Single by Trisha Yearwood featuring Don Henley

from the album Hearts in Armor
- B-side: "You Don't Have to Move to That Mountain"
- Released: November 2, 1992
- Studio: Sound Emporium (Nashville, Tennessee)
- Genre: Country
- Length: 4:19
- Label: MCA Nashville
- Songwriters: Vince Melamed; Greg Barnhill;
- Producer: Garth Fundis

Trisha Yearwood singles chronology
| "Wrong Side of Memphis" (1992) | "Walkaway Joe" (1992) | "You Say You Will" (1993) |

Music video
- "Walkaway Joe" on YouTube

Don Henley singles chronology
| "Sometimes Love Just Ain't Enough" (1992) | "Walkaway Joe" (1992) | "Sit Down, You're Rockin' the Boat" (1993) |

= Walkaway Joe =

"Walkaway Joe" is a song written by Vince Melamed and Greg Barnhill, and recorded by American country music singer Trisha Yearwood, with background vocals from Don Henley of the Eagles. It was released in November 1992 by MCA Nashville as the second single from her second album, Hearts in Armor (1992). The song reached number two on the US Billboard country charts, after debuting at number 60 in the week of November 7, 1992. Matthew McConaughey appears as the male lead in the accompanying music video. "Walkaway Joe" was nominated for Best Country Vocal Performance, Female at the 1994 Grammy Awards.

==Background and composition==
After a performance on The Tonight Show, Yearwood met Don Henley of the Eagles and, after being invited to sing on her second album, he traveled to Nashville, Tennessee and recorded background vocals for the song.

"Walkaway Joe" is a mid-tempo ballad describing a failed relationship initiated by an over-eager 17-year-old girl ("Such are the dreams of an average Jane / Ninety miles an hour down lovers' lane") and an uninterested male (presumably embarking on a life of crime, as evidenced in the song's second verse), or "Walkaway Joe."

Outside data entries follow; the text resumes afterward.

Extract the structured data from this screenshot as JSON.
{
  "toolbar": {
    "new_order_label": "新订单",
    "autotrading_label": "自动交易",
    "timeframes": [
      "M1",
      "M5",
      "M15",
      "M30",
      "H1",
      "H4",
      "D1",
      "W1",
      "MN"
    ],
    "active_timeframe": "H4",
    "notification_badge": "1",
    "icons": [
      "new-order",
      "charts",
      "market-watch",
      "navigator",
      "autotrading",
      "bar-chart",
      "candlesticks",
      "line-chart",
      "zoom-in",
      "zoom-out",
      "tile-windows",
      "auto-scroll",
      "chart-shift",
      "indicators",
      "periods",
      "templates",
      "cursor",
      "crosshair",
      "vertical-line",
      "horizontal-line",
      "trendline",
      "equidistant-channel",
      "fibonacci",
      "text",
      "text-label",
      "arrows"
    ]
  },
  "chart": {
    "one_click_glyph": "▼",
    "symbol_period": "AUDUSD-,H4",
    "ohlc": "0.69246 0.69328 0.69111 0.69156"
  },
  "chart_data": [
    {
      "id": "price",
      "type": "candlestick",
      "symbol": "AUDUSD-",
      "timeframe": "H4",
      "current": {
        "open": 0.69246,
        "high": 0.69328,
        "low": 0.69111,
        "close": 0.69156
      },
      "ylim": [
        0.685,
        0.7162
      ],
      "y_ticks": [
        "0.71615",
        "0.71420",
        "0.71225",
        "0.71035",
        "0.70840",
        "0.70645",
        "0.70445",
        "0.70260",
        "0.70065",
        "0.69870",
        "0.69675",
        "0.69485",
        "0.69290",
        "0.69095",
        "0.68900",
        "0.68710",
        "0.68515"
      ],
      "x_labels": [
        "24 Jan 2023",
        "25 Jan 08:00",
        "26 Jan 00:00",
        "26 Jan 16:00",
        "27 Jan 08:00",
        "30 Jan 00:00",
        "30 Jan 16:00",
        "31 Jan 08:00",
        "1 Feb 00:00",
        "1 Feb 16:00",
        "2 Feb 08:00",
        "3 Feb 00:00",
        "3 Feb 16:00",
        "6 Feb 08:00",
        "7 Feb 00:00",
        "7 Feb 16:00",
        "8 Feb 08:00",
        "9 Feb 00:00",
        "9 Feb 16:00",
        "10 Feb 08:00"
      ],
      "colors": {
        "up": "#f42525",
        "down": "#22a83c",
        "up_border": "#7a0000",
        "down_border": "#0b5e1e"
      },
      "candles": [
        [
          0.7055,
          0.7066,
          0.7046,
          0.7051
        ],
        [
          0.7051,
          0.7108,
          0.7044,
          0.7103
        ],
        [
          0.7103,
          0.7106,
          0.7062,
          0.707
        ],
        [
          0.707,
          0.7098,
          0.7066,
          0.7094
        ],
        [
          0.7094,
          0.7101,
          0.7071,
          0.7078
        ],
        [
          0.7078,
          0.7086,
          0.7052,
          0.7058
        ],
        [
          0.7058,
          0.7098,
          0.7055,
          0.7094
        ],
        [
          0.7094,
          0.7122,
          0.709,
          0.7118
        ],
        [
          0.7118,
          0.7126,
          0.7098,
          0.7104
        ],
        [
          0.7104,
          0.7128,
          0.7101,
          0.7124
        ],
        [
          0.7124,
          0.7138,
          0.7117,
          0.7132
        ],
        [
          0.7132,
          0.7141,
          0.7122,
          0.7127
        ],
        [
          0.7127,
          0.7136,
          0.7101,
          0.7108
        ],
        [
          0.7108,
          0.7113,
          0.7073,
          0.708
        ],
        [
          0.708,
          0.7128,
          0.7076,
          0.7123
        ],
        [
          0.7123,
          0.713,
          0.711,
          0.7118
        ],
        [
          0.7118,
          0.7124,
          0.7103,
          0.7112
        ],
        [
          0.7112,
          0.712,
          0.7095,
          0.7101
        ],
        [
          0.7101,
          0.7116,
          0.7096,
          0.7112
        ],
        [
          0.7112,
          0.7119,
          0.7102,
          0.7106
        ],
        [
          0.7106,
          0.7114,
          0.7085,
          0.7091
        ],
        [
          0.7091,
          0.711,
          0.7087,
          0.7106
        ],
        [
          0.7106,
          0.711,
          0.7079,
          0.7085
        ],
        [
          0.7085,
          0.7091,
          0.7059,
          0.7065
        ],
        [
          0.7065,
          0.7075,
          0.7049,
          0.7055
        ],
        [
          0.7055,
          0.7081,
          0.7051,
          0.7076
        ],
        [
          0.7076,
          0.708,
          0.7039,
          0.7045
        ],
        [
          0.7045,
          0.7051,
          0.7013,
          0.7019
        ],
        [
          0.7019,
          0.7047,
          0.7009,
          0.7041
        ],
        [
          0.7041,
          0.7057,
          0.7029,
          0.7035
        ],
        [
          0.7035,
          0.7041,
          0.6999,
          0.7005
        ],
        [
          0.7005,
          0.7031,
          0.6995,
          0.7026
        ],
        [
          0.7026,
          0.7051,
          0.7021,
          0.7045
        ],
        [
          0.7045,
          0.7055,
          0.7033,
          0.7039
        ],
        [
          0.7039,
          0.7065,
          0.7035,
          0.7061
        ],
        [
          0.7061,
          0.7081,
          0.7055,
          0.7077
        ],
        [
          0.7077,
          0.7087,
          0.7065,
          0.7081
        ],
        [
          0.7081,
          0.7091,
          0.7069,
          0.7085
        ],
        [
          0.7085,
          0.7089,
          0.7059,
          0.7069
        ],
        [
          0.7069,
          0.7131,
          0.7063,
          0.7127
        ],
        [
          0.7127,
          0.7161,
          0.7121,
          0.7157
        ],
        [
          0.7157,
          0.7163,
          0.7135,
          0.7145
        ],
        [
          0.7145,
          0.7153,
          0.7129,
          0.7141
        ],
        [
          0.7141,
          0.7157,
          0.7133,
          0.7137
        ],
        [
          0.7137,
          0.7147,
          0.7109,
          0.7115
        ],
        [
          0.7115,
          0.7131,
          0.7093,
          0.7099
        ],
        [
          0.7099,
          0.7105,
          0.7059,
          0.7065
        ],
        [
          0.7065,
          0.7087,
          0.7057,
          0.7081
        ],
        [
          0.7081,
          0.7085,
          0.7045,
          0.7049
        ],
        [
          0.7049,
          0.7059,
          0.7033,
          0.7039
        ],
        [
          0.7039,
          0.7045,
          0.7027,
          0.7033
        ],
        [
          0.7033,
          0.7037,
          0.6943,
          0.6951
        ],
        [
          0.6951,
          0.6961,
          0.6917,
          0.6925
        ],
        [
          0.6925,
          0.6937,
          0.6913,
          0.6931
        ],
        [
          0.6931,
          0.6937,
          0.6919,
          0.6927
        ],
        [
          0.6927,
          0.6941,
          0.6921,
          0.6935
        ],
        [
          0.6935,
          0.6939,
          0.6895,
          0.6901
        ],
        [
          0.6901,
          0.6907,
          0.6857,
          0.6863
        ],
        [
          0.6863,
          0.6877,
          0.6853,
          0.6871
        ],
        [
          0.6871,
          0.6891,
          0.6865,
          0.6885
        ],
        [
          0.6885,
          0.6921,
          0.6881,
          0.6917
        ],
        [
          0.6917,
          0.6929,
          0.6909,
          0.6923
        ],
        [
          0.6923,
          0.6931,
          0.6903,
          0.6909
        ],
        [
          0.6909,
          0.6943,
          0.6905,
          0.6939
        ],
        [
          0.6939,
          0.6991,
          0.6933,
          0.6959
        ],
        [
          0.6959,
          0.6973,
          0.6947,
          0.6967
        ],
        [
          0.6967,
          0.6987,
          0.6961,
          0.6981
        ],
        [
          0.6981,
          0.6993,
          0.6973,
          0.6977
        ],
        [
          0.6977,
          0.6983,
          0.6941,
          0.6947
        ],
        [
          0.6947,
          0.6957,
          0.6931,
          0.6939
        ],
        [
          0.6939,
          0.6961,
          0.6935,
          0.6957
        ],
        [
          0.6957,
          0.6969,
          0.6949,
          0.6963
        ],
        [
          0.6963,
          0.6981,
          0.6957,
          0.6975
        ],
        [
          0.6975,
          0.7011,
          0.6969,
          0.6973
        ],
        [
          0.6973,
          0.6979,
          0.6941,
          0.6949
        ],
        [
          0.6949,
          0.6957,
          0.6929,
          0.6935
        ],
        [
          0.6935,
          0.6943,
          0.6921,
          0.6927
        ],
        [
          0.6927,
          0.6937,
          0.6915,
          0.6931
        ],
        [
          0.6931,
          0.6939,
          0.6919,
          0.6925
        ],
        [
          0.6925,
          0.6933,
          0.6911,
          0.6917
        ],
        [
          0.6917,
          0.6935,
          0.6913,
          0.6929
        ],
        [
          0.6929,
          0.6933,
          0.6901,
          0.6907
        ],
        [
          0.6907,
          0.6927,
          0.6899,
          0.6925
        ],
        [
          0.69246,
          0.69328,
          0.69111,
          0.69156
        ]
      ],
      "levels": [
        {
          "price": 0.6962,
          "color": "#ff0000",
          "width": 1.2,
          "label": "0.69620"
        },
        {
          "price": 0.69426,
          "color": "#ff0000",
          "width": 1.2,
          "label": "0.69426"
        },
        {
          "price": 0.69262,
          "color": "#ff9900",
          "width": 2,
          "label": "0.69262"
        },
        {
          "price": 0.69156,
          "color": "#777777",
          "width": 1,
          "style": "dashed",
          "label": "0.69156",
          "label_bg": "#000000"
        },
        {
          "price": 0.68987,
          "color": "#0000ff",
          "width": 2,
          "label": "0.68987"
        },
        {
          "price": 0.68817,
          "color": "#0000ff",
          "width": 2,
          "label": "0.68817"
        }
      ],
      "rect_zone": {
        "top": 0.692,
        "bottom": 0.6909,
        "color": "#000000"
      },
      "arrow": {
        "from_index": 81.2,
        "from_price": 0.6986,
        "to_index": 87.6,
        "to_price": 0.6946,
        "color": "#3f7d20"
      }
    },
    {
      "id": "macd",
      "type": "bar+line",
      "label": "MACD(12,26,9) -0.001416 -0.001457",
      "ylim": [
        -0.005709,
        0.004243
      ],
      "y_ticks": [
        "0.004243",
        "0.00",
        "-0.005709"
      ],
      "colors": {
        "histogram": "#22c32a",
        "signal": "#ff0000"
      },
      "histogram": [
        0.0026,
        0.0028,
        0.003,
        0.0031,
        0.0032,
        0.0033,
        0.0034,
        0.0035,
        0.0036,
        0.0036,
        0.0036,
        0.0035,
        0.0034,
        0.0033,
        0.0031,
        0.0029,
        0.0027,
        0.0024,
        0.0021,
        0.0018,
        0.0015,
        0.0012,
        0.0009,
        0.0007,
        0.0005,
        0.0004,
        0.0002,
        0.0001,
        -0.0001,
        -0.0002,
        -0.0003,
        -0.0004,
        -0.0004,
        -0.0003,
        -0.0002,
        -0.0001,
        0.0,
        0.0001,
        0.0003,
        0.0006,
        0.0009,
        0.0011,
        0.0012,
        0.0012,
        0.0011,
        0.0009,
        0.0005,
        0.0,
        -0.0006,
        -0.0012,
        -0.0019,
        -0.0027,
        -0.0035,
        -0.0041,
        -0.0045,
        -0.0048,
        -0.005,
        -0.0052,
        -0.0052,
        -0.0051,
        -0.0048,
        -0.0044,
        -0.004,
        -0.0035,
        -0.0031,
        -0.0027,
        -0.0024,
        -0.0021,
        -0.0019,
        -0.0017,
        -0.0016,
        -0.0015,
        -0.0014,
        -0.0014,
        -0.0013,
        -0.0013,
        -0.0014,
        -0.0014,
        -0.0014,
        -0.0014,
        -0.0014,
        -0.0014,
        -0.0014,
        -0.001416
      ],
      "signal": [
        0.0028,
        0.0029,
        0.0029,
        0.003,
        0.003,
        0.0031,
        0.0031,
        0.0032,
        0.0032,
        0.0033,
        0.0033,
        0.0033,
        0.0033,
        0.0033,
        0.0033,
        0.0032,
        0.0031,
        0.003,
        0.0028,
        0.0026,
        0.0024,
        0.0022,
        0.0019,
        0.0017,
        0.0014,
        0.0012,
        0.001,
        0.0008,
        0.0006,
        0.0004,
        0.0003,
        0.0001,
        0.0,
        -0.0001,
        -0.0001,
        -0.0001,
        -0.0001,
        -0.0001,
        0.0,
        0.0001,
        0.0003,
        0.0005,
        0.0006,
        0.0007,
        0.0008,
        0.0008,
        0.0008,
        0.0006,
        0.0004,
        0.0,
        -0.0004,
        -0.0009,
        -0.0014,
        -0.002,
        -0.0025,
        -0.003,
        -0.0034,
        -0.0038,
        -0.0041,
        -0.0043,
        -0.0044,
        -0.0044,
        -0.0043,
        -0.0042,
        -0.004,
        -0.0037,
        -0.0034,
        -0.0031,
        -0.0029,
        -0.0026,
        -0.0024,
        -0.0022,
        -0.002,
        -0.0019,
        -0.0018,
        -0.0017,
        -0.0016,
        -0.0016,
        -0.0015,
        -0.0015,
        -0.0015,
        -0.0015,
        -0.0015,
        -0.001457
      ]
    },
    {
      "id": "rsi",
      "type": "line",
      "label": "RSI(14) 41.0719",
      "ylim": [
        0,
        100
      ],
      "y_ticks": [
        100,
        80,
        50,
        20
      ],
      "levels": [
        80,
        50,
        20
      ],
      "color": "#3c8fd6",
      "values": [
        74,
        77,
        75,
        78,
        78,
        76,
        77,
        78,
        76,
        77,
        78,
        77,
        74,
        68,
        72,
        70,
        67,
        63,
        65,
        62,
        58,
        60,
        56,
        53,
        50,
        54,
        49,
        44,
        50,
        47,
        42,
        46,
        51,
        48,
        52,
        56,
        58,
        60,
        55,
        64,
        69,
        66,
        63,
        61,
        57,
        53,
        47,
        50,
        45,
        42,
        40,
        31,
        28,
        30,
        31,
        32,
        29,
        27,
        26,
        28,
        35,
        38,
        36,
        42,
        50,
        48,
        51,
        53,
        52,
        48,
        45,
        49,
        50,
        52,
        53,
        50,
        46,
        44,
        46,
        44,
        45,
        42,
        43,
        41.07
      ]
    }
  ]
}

The song appeared in the CBS show Touched by an Angel. Episode 512 of the show entitled "Fool For Love" was based on the song.

==Critical reception==
AllMusic editor Thom Jurek described the song favorably in his review of Hearts in Armor, saying, "Yearwood's telling the story she tells best, working-class love gone bad." Pan-European magazine Music & Media wrote, "This Georgia girl is on everybody's mind in the US. This Eagle-esque ballad gets more depth by Don Henley's harmony vocals. The Irish are no longer alone in loving folk's baby, country; the Swedes are into it too." In a review of Yearwood's 1997 greatest-hits package (Songbook) A Collection of Hits, Gordon Ely of the Richmond Times said, "It's not just a great song. It's memorable and only a shade shy of pure poetry. And it will be with us for a long time."

==Charts==

===Weekly charts===

| Chart (1992–1993) | Peak position |
|---|---|
| Australia (ARIA) | 180 |
| Canada Adult Contemporary (RPM) | 30 |
| Canada Country Tracks (RPM) | 2 |
| US Hot Country Songs (Billboard) | 2 |

===Year-end charts===

| Chart (1993) | Position |
|---|---|
| Canada Country Tracks (RPM) | 46 |
| US Country Songs (Billboard) | 56 |

==Certifications==

| Region | Certification | Certified units/sales |
| United States (RIAA) | Gold | 500,000^{‡} |
^{‡} Sales+streaming figures based on certification alone.